It’s done: the City of Joburg has picked up the paintbrushes, unpacked new street signs and renamed the R24 from one end of the metro boundaries to the other.

The Albertina Sisulu Road stretches from OR Tambo International Airport in the east to the intersection with Corlett Avenue, Roodepoort, in the west.

The freeway from the airport through Ekurhuleni was named a few years ago, and last month Joburg did the rest.

It’s a stretch of the R24 about 45km long and most of the way it’s a rundown, semi-industrial or inner-city road fronted by endless car sales lots, auto spares traders, textile shops, money lenders and small factories. The unexpected highlight is a tiny park in the CBD adorned with artworks, aloes and daisies.

The freeway name was added in time for the 2010 World Cup by the Gauteng Department of Transport; previously the freeway was known only as the R24, so the name was added rather than changed.

To carry the name through Joburg, the city council renamed 18 streets.

City officials counted 10 Joburg suburbs that the road runs through; The Star counted 30 Joburg and seven Ekurhuleni suburbs.

At the start of Albertina Sisulu Road you can watch the planes take off at OR Tambo, then you can drive through Ekurhuleni, past the refurbished South African flag alongside the freeway, through Gillooly’s interchange to Joburg.

By the time you get to Corlett Avenue in Princess, Roodepoort, you will have passed the Troyeville Hotel, Jeppe and Joburg Central police stations, the Gauteng legislature and the burnt-out old Rissik Street post office, at least two Home Affairs offices, numerous railway stations, the Oriental Plaza, Newclare cemetery, Florida Lake and the Princess informal settlement.

You can buy fruit, vegetables and shoes from hawkers in the CBD and inner-city areas, eat meat braaied in the street, shop for clothes and materials, and catch the Rea Vaya buses.

You are also able to borrow from money lenders, visit banks and churches, go to religious schools, visit a library, and buy anything from furniture to hookah.

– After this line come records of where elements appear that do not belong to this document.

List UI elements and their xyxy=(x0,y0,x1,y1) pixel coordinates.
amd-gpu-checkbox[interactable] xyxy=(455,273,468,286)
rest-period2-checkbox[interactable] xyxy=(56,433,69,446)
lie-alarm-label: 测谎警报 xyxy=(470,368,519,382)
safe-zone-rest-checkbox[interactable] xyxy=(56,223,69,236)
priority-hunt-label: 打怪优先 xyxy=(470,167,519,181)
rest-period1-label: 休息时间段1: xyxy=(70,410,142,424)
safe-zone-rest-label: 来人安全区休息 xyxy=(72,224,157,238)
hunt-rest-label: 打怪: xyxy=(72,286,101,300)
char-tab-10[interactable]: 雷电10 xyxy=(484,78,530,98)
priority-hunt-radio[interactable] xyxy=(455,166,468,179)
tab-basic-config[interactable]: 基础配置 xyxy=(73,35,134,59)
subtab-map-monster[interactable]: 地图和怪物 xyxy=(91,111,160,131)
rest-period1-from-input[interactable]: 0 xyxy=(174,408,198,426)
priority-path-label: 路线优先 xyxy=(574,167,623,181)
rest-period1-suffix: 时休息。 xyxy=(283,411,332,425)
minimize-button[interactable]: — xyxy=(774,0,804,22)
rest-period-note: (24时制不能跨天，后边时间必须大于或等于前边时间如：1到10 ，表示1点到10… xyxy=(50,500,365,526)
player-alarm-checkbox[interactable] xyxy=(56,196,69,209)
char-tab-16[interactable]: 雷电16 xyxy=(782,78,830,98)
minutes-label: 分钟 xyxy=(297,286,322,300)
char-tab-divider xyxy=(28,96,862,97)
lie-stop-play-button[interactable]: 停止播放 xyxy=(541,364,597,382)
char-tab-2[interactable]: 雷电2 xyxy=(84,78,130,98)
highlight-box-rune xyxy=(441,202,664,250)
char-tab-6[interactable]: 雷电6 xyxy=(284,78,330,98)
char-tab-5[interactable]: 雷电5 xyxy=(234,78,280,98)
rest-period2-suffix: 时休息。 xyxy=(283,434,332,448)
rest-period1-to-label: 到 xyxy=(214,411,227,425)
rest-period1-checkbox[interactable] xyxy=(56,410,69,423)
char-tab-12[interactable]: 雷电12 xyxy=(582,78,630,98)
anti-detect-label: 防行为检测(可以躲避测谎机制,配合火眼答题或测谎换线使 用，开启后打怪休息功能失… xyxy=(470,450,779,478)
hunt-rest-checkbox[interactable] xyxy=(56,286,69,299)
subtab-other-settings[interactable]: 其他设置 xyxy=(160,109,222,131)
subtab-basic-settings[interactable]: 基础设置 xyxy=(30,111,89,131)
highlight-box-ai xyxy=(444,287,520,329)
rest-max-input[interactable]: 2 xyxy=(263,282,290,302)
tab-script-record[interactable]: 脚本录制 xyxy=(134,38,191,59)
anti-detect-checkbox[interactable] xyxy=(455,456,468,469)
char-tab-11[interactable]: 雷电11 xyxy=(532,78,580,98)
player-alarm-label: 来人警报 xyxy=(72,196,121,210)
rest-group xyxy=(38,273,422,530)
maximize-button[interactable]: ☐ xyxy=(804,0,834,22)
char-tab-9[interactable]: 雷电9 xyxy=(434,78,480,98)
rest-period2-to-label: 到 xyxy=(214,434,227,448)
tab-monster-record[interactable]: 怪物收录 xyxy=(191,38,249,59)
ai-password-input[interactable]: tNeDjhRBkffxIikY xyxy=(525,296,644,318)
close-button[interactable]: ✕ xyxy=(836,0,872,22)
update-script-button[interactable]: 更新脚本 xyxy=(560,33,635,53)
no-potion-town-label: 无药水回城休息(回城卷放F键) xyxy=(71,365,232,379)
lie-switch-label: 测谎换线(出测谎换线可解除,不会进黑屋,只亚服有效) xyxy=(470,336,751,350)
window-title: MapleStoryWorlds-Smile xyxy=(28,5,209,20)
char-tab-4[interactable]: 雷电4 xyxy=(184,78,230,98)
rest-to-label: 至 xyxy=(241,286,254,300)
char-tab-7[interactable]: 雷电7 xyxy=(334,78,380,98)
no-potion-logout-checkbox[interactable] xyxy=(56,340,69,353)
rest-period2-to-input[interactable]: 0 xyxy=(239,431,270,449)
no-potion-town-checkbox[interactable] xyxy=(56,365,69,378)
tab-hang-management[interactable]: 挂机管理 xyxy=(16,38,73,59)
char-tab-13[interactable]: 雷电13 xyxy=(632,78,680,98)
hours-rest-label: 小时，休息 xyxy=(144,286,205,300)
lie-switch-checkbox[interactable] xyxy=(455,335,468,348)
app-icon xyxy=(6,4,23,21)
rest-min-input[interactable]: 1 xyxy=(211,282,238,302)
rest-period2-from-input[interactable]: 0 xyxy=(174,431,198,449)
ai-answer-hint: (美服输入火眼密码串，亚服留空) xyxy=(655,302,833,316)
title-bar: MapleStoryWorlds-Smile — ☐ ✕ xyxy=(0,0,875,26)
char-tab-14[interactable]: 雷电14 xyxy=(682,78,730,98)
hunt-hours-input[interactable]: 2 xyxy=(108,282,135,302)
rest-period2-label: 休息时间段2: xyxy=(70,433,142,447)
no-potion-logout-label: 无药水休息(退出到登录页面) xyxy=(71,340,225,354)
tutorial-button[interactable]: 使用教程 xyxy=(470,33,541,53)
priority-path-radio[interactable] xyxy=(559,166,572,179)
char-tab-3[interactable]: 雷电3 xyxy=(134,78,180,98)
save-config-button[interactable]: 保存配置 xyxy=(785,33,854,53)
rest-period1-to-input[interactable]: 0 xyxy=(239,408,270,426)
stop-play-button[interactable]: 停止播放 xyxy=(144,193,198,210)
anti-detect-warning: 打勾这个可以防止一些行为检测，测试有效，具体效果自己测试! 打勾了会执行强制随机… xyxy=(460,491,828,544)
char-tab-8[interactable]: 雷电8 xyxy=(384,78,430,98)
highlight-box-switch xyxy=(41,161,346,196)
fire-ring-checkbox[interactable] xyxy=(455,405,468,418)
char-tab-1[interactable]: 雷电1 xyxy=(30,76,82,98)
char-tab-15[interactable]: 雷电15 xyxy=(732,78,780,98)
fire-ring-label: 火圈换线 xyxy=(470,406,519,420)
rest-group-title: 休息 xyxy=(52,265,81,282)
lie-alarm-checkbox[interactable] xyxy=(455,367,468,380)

Pamphlets advertise everything from prophets to happy hours and karaoke, while newly painted adverts under one freeway bridge offer sex.

The renaming was legalised in a council resolution of July 31, 2008 and has taken five years to implement.

In November 2008, the city issued public notices advertising the renaming and gave residents 28 days to comment.

In June last year, another council resolution again approved the renaming.

There are seven mistakes in the 18 renamed streets in the official renaming documents.

Four streets have been wrongly identified (one doesn’t exist, the others are nearby streets), and three streets are officially renamed in their entirety, although only sections are part of the R24 and have new signs.

Council minutes indicate that Cope councillor Peter Weir objected to the renaming, saying that Sisulu was “worthy of every honour”.

However, despite adverts about the changes, nobody had responded and the costs of the change would be far higher than the budget – “and a drop when compared to what it would cost the ratepayer”.